White Space Gallery in collaboration with The German Embassy in London, and The Timur Novikov Foundation, presents the exhibition of one of Timur Novikov’s major works, dedicated to King Ludwig II of Bavaria.

The King Ludwig II of Bavaria (1995) series juxtapose portraits of King Ludwig II, Richard Wagner, and Piotr Tchaikovksy on rich ornamental gift wrapping paper. His iconic tapestries, such as The Swan (1994), and The King Ludwig II (2002)(one of his final works, made when he was blind) present a series of collages, the contemporary art medium of which Novikov was a powerful devotee.

Timur Novikov, who died in 2002, aged 44, was the originator of the St Petersburg’s post-Soviet avant-garde and an iconic figure of the final decades of the 20th Century. Tall, charismatic and outstandingly handsome, Novikov achieved greatness through unorthodox channels, working with a succession of major cultural groupings in St Petersburg and, from the late 1980s, making important contacts with western artists.
Novikov founded two art groups – the Novie Khudozhniki (New Artists’ Group) in 1982 and the Novaya Akademia (New Academy) in 1989, the simultaneously experimental and retrograde group, which dominated the artistic life of his native city.
In 1991, he had his first solo exhibition at Phyllis Kind Gallery, New York. There, he became familiar with the East Village art scene and met leading vanguard artists, such as Robert Raushenberg and John Cage, who he referred to as teachers. He also befriended the late Keith Haring, his exact contemporary, and became a committed member of the international avant-garde.
By the late 1990s, Novikov had already formulated his contradictory cultural philosophy. He was both defender of St Petersburg’s classical culture and champion of modern advertising, which he believed was the last refuge of what was obviously beautiful. The founding image of the New Academy movement, ‘Apollo trampling on the Black Square’, encapsulates the conflict between the spiritual essence of art (the god Apollo) and the quintessence of the avant-garde (Kazimir Malevich’s painting, ‘Black Square’).
In 1997, Novikov lost his sight. For the last seven years of his life, he developed his artistic theories and created new art works.

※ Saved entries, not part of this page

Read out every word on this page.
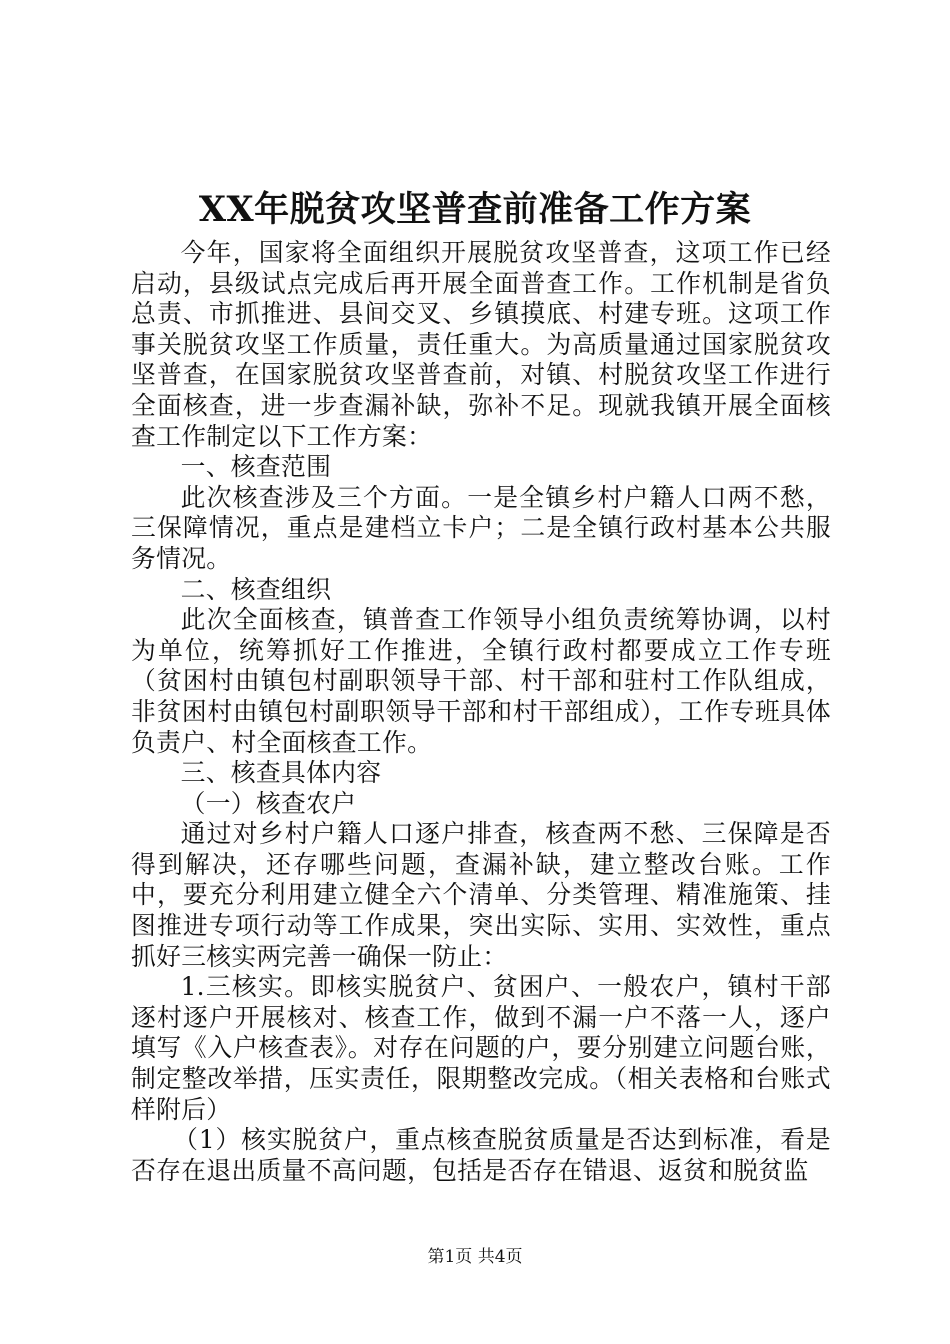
XX年脱贫攻坚普查前准备工作方案

今年，国家将全面组织开展脱贫攻坚普查，这项工作已经启动，县级试点完成后再开展全面普查工作。工作机制是省负总责、市抓推进、县间交叉、乡镇摸底、村建专班。这项工作事关脱贫攻坚工作质量，责任重大。为高质量通过国家脱贫攻坚普查，在国家脱贫攻坚普查前，对镇、村脱贫攻坚工作进行全面核查，进一步查漏补缺，弥补不足。现就我镇开展全面核查工作制定以下工作方案：

一、核查范围

此次核查涉及三个方面。一是全镇乡村户籍人口两不愁，三保障情况，重点是建档立卡户；二是全镇行政村基本公共服务情况。

二、核查组织

此次全面核查，镇普查工作领导小组负责统筹协调，以村为单位，统筹抓好工作推进，全镇行政村都要成立工作专班（贫困村由镇包村副职领导干部、村干部和驻村工作队组成，非贫困村由镇包村副职领导干部和村干部组成），工作专班具体负责户、村全面核查工作。

三、核查具体内容

（一）核查农户

通过对乡村户籍人口逐户排查，核查两不愁、三保障是否得到解决，还存哪些问题，查漏补缺，建立整改台账。工作中，要充分利用建立健全六个清单、分类管理、精准施策、挂图推进专项行动等工作成果，突出实际、实用、实效性，重点抓好三核实两完善一确保一防止：

1.三核实。即核实脱贫户、贫困户、一般农户，镇村干部逐村逐户开展核对、核查工作，做到不漏一户不落一人，逐户填写《入户核查表》。对存在问题的户，要分别建立问题台账，制定整改举措，压实责任，限期整改完成。（相关表格和台账式样附后）

（1）核实脱贫户，重点核查脱贫质量是否达到标准，看是否存在退出质量不高问题，包括是否存在错退、返贫和脱贫监

第1页 共4页
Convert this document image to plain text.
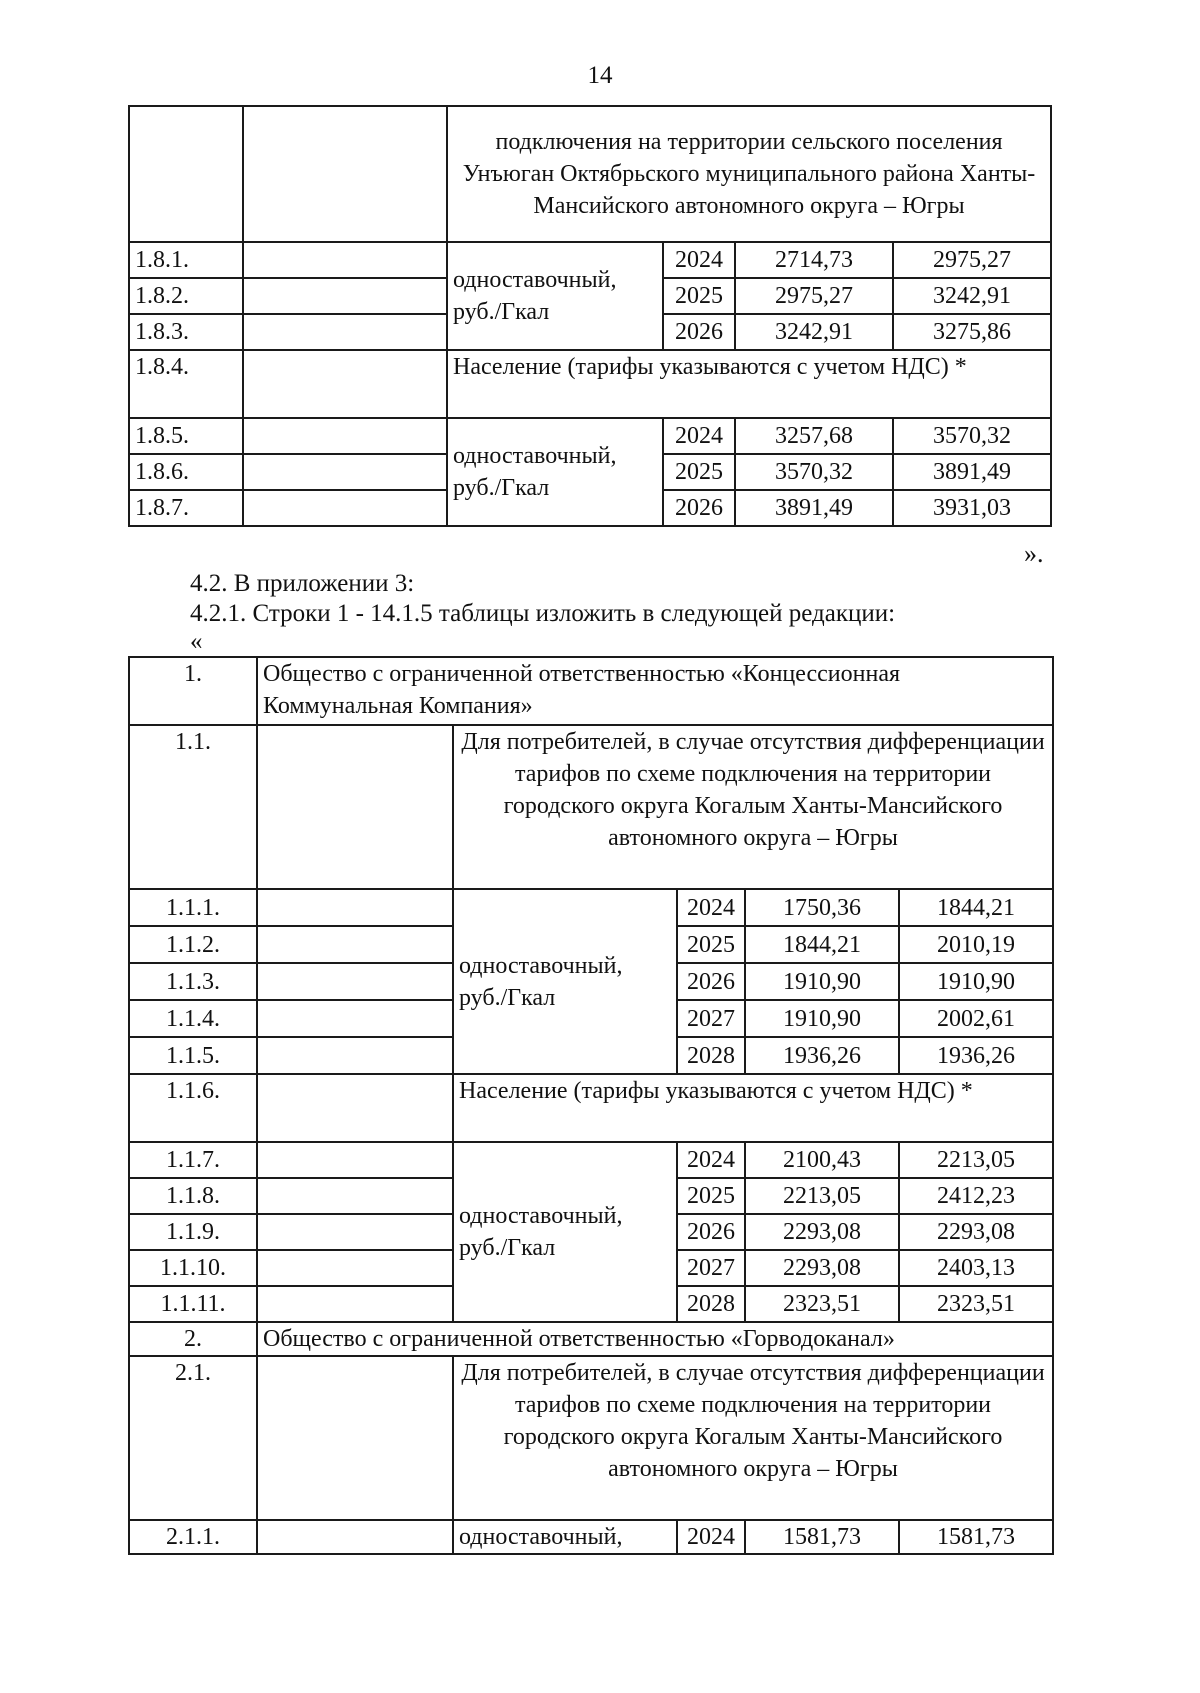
14
		подключения на территории сельского поселения Унъюган Октябрьского муниципального района Ханты-Мансийского автономного округа – Югры			
1.8.1.		одноставочный, руб./Гкал	2024	2714,73	2975,27
1.8.2.			2025	2975,27	3242,91
1.8.3.			2026	3242,91	3275,86
1.8.4.		Население (тарифы указываются с учетом НДС) *			
1.8.5.		одноставочный, руб./Гкал	2024	3257,68	3570,32
1.8.6.			2025	3570,32	3891,49
1.8.7.			2026	3891,49	3931,03
».
4.2. В приложении 3:
4.2.1. Строки 1 - 14.1.5 таблицы изложить в следующей редакции:
«
1.	Общество с ограниченной ответственностью «Концессионная Коммунальная Компания»				
1.1.		Для потребителей, в случае отсутствия дифференциации тарифов по схеме подключения на территории городского округа Когалым Ханты-Мансийского автономного округа – Югры			
1.1.1.		одноставочный, руб./Гкал	2024	1750,36	1844,21
1.1.2.			2025	1844,21	2010,19
1.1.3.			2026	1910,90	1910,90
1.1.4.			2027	1910,90	2002,61
1.1.5.			2028	1936,26	1936,26
1.1.6.		Население (тарифы указываются с учетом НДС) *			
1.1.7.		одноставочный, руб./Гкал	2024	2100,43	2213,05
1.1.8.			2025	2213,05	2412,23
1.1.9.			2026	2293,08	2293,08
1.1.10.			2027	2293,08	2403,13
1.1.11.			2028	2323,51	2323,51
2.	Общество с ограниченной ответственностью «Горводоканал»				
2.1.		Для потребителей, в случае отсутствия дифференциации тарифов по схеме подключения на территории городского округа Когалым Ханты-Мансийского автономного округа – Югры			
2.1.1.		одноставочный,	2024	1581,73	1581,73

Timur spent many years collecting the information on reclusive king and patron of the arts. In 1998 he published an essay King Ludwig II of Bavaria and Swan Lake, which contains interesting information on the life and work of Richard Wagner, Piotr Tchaikovsky, and the king himself – a knight and discerner of beauty, the last mystical monarch, whose tragic death was the final chapter in a remarkable period of European culture.

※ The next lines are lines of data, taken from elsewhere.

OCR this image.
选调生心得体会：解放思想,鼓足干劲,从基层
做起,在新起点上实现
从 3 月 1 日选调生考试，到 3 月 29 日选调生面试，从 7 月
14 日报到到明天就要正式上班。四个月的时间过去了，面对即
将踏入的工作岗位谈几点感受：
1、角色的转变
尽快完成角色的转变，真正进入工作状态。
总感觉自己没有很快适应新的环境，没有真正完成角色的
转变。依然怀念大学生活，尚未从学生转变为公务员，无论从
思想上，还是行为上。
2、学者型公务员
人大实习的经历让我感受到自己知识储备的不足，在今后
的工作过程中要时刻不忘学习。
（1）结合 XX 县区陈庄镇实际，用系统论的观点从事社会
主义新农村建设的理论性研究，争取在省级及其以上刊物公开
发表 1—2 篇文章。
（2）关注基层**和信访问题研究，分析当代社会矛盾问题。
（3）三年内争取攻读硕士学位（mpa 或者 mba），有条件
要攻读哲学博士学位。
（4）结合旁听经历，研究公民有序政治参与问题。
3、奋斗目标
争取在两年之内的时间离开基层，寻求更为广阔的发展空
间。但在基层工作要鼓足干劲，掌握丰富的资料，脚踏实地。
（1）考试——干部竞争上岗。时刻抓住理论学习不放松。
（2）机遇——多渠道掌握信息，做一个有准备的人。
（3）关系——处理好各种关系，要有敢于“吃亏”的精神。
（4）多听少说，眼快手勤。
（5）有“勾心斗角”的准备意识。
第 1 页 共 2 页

Our flight above the swan lakes
Refills the chalice with the communion of beauty,
Mixing love with Wagner’s Music.

The lines of the poem by Paul Verlain, dedicated to Ludwig II, can also be dedicated to the late Timur Novikov.

Timur Novikov (1958-2002) exhibited worldwide. His solo shows include the Tate Liverpool (1989), Stedelijk, Amsterdam (1993), Kunsthalle, Dusseldorf (1993), World Financial Centre in New York (1997), State Russian Museum, St Petersburg (1998), The State Hermitage Museum, St Petersburg (2009). His works are in the collections of Stedelijk Museum (Amsterdam), Schwules Museum (Berlin), The Museum of Modern Art (Vienna) The F.R. Weisman Art Museum (USA), Zimmerly Museum (USA), Victoria and Albert Museum (London) and many others.